Tanti registi, in particolare registi-attori, hanno inserito nei loro film elementi autobiografici. Situazioni vissute, episodi annidati nella memoria, personaggi incontrati. Figure e fatti reali della propria esistenza sono un’inesauribile riserva per i professionisti della finzione. Lo schermo consente richiami intimi come un’opera letteraria, ma sono meno evidenti. O non lo sono affatto. È raro che si faccia del cinema come si scrive un romanzo. Un film è difficilmente una creazione solitaria. “Il corriere” (The Mule), di cui Clint Eastwood è il regista e il protagonista, è una fortunata eccezione. Il doppio ruolo, non nuovo per lui, gli offre l’occasione di tracciare un autoritratto.
È come se invece di essere girato con una macchina da presa, il film fosse stato “scritto” da lui. Guardi lo schermo e leggi un libro. Non solo Eastwood interpreta e dirige un attore con gli stessi anni, come lui sugli ottanta. Per la precisione, lui nella realtà ne compirà ottantanove in maggio. Non si ricorda che nella storia di Hollywood ci sia stato un altro attore-regista della sua età. Una larga parte del film «si accorda direttamente alla sua vita», dice il critico e storico del cinema Todd Mc Carthy , amico di Clint da decenni.
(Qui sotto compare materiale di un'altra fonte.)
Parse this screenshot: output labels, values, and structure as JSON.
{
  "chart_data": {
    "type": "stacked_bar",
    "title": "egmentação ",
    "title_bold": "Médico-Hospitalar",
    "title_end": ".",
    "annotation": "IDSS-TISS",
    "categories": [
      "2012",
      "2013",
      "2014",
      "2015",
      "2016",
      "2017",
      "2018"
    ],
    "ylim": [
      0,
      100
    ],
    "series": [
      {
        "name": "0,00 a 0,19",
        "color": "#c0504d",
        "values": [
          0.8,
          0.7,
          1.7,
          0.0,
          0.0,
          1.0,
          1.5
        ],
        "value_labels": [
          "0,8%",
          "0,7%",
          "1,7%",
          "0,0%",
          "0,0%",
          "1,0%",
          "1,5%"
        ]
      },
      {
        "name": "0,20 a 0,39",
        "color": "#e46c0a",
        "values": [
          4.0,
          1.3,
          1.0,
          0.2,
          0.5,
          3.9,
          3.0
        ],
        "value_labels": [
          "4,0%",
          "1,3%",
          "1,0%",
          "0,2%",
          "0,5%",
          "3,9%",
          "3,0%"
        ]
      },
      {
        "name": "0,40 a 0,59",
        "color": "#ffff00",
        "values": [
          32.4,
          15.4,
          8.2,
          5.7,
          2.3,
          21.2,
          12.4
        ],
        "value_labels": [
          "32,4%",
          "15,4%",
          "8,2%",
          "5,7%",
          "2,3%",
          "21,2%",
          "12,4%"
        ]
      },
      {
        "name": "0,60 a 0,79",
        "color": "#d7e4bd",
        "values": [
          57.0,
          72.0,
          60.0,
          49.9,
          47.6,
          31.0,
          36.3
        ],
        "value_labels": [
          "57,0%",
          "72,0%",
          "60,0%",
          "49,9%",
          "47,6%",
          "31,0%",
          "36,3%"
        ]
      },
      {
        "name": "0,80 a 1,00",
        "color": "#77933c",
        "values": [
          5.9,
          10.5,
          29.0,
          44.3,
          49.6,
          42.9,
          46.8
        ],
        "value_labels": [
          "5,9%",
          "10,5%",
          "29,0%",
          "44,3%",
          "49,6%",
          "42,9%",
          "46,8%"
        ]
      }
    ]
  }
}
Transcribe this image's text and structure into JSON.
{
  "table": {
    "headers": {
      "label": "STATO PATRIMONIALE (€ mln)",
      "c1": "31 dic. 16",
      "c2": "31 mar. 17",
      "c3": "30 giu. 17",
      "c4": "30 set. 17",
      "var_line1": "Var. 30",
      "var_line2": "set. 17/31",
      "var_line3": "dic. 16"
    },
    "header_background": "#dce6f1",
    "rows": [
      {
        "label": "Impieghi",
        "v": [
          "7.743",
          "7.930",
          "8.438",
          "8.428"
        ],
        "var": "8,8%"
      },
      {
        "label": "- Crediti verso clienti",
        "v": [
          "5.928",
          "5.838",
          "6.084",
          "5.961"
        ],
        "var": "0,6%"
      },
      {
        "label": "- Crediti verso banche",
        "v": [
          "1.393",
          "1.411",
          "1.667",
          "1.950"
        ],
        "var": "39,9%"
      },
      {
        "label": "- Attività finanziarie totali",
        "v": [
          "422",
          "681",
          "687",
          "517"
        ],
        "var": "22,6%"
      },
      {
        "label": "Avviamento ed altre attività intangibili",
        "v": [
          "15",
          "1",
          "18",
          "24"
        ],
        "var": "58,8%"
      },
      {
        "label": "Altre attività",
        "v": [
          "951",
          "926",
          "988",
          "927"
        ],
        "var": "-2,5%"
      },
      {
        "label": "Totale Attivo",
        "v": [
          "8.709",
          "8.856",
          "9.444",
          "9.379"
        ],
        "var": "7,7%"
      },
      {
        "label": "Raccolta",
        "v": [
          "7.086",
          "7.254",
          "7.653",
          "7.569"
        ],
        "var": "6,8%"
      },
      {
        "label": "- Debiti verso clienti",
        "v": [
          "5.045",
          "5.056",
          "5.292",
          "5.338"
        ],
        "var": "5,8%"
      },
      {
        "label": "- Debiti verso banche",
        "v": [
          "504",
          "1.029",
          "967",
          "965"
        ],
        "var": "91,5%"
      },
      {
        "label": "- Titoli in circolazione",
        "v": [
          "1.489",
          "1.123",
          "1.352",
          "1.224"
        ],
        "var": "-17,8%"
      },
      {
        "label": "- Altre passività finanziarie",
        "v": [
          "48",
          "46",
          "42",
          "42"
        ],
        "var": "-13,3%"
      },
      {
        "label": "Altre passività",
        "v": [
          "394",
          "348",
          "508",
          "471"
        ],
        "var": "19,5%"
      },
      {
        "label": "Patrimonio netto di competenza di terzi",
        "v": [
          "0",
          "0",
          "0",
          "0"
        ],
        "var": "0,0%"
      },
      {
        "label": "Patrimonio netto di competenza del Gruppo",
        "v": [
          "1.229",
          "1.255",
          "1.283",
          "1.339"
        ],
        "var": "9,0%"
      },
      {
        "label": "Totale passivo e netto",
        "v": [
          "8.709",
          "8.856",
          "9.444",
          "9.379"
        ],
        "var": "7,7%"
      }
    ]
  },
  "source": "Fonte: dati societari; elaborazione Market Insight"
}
Eastwood non e più da tempo l’eroe degli spaghetti-western di Sergio Leone, né noi siamo più da tempo gli spettatori che vedendoli rimpiangevamo John Ford. Lui ha conservato la silhouette snella, elegante, e anche l’occhio blu. Ai progressivi cambiamenti fisici eravamo abituati, nello scorrere degli anni. In “Il corriere-The Mule” mostra tutta la sua età, quella reale. Senza trucco. La esibisce come Marilyn Monroe le forme. Un’età portata con tanta disinvoltura e con ironia sembra leggera. Tale deve essere anche fuori dallo schermo. Realizzare un film su se stesso e interpretarlo richiede riflessi rari.
Il racconto si snoda come un thriller, ma è piuttosto la storia di un nonno, Earl Stone, che non ce la fa più a campare coltivando daylilies (emerocallidi o gigli di un giorno), fiori di cui è un appassionato specialista. Fiori che durano ventiquattro ore e che rammentano la fragilità di ogni creazione. Anche quella dei film. Valeva la pena dedicargli la vita, trascurando gli affetti familiari? A far giustizia sarà il fallimento dei piccoli commerci provocato dai nuovi metodi di vendita (on line). Earl Stone, il vecchio floricultore, che ha preferito gli effimeri daylilies a mogli e figli, perde la casa e l’ orto. A salvarlo dalla miseria è l’inaspettata offerta di fare il corriere per una banda di trafficanti messicani di droga. Il nuovo lavoro, di cui non capisce subito la natura criminale, gli dà la possibilità di uscire dai guai finanziari. Lo fa ricco alla fine della vita e gli pone al tempo stesso problemi morali. Il vecchio Earl Stone è commovente e divertente. È stato un soldato e non lo spaventano i mitra e le minacce dei trafficanti che lo pagano e lo vogliono ubbidiente. Sa essere spiritoso quando gli offrono come premio due prostitute con le quali passare la notte. E lui dice: «Bisogna che vi dia il numero del mio cardiologo». I dollari incassati a ogni viaggio, con la cocaina nel bagagliaio, li distribuisce ad associazioni benefiche, ad amici in difficoltà, e, soprattutto, ai membri della famiglia ritrovata. Alison, figlia di Clint, nel film è Iris, la figlia recuperata da Earl Stone. Ma anche dal padre vero.
Clint Eastwood interpreta se stesso. Non che gli sia capitato di fare il corriere della droga. Il cinema gli serve per esprimere il senso di colpa che, secondo l’ amico Todd Mc Carthy, l’accompagna al tramonto della vita. Una vita durante la quale ha trascurato tutto per il lavoro. Sposato e divorziato due volte, Clint Eastwood ha avuto sette figli (numero, pare, approssimativo) da una mezza dozzina di donne. Stando ai giornali scandalistici, ci sarebbero stati parti simultanei. Lui non era distratto da quelle nascite: era troppo impegnato come regista o attore, o come regista-attore. Due o tre film all’anno. Quando Earl Stone, il protagonista, finisce in prigione, Iris, la figlia, gli dice: «Adesso, almeno, sapremo dove trovarti».